Herşey o kara mayıs sabahı başladı. Son maçta kaçan şampiyonluk bir süreç başlattı. Bir mayıs akşamı önce kayalıklara vurup sonra da okyanusta batan bir geminin parçalarının karaya sürüklenip, sahile vurmasını izledik. Bu olaya aşinayız biz
Fenerbahçeliler; son dakikada şampiyonluk yitirmek, kupa kaybetmek...

Artık acı çekmekten kımıldayacak, yarına inanacak hali kalmadı insanların. Belki başka takım taraftarları günlük hayatına dönebiliyor büyük hezizmetler sonrası. Örneğin 6 Kasım 2007'deki 8-0'lık Liverpool-Beşiktaş maçı sonrası Beşiktaş Çarşı'da gezdiğimde insanlar hayatına kaldığı gibi devam edebiliyorlardı, arkadaşlarım da öyle... Ya da 10 yıldır Kadıköy'de oynanan Fenerbahçe-Galatasaray derbilerinden sonra Galatasaraylı dostlarımın yaşantısına hiçbirşey yokmuşçasına devam edebilmeleri gibi...

Fakat Fenerbahçe'nin kaçan 2 şampiyonluğundan sonra benim gözlemlediğim şeyler ilginçti. Sanki dünyanın sonu gelmiş gibiydi.İşine gücüne gidemeyen kelli felli adamlar. Telefonunu kapatan saçına aklar düşmüş amcalar, cadde üstünde gözyaşları arasında sinir krizi geçiren gencecik bedenler ve daha neler neler... Benim içinde çok farklı değildi. Sağda solda bizlerle dalga geçen, hakaret edip aşağılayan dostlarımdan soğudum her defasında... Bazılarıyla arkadaşlığımı sonlandırdım. Belki de ben ve benim gibiler hatalı, haksız...
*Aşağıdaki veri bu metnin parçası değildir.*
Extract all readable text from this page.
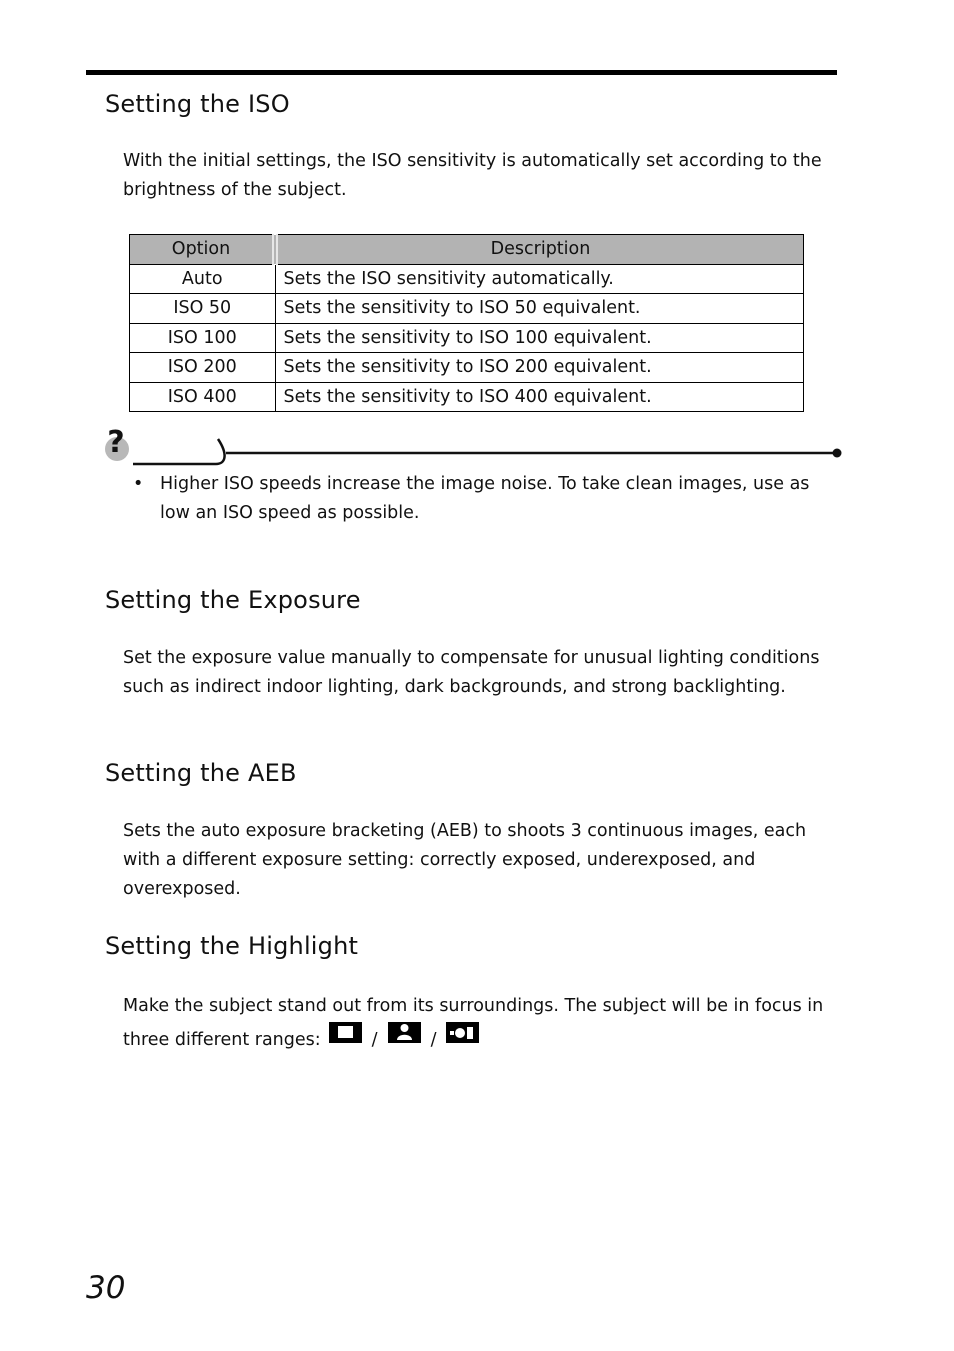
Setting the ISO

With the initial settings, the ISO sensitivity is automatically set according to the brightness of the subject.

Option	Description
Auto	Sets the ISO sensitivity automatically.
ISO 50	Sets the sensitivity to ISO 50 equivalent.
ISO 100	Sets the sensitivity to ISO 100 equivalent.
ISO 200	Sets the sensitivity to ISO 200 equivalent.
ISO 400	Sets the sensitivity to ISO 400 equivalent.
?
• Higher ISO speeds increase the image noise. To take clean images, use as low an ISO speed as possible.

Setting the Exposure

Set the exposure value manually to compensate for unusual lighting conditions such as indirect indoor lighting, dark backgrounds, and strong backlighting.

Setting the AEB

Sets the auto exposure bracketing (AEB) to shoots 3 continuous images, each with a different exposure setting: correctly exposed, underexposed, and overexposed.

Setting the Highlight

Make the subject stand out from its surroundings. The subject will be in focus in three different ranges:	/	/

30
Yılların geleneği, Beşiktaş, Galatasaray ve diğer takımların taraftarları için bayram havası vardı adeta... Onların da hakkıydı çünkü, rakiplerinin böylesi bir hezimeti yaşaması, onların tabiriyle "eğlence Fenerbahçe"ye denk gelmek önemliydi.

Tam dört yıl sonra yaşanılan bu 2. hezimet, başka bir kulüpte olsaydı, başkanı yeni göreve gelmiş bir adam olsa bile sanırım onurlu bir biçimde istifa edip giderdi. Fakat Sayın Başkan Aziz Yıldırım 2006'daki facia'da kulübün başındaydı ve 2010'da göz göre göre aynı facia yaşanırken dümendeki isim yine O'ydu.. Bir başkan düşünün ki, her fırtınada Teknik direktör kellesi alıp taraftara sunsun. Kimler geçmedi ki bu yoldan; Ülkesine Dünya Kupası'nda yarı final oynatan Joachim Low, Fenerbahçe'ye en büyük Avrupa zaferleri ve kariyerini yaşatmış Arthur Zico, İspanya'yı Avrupa şampiyonu yapan Luis Aragones... O kadar güzel inanıyoruz ki bahanelere, başka hiçbir gerçeği kabullenemiyoruz.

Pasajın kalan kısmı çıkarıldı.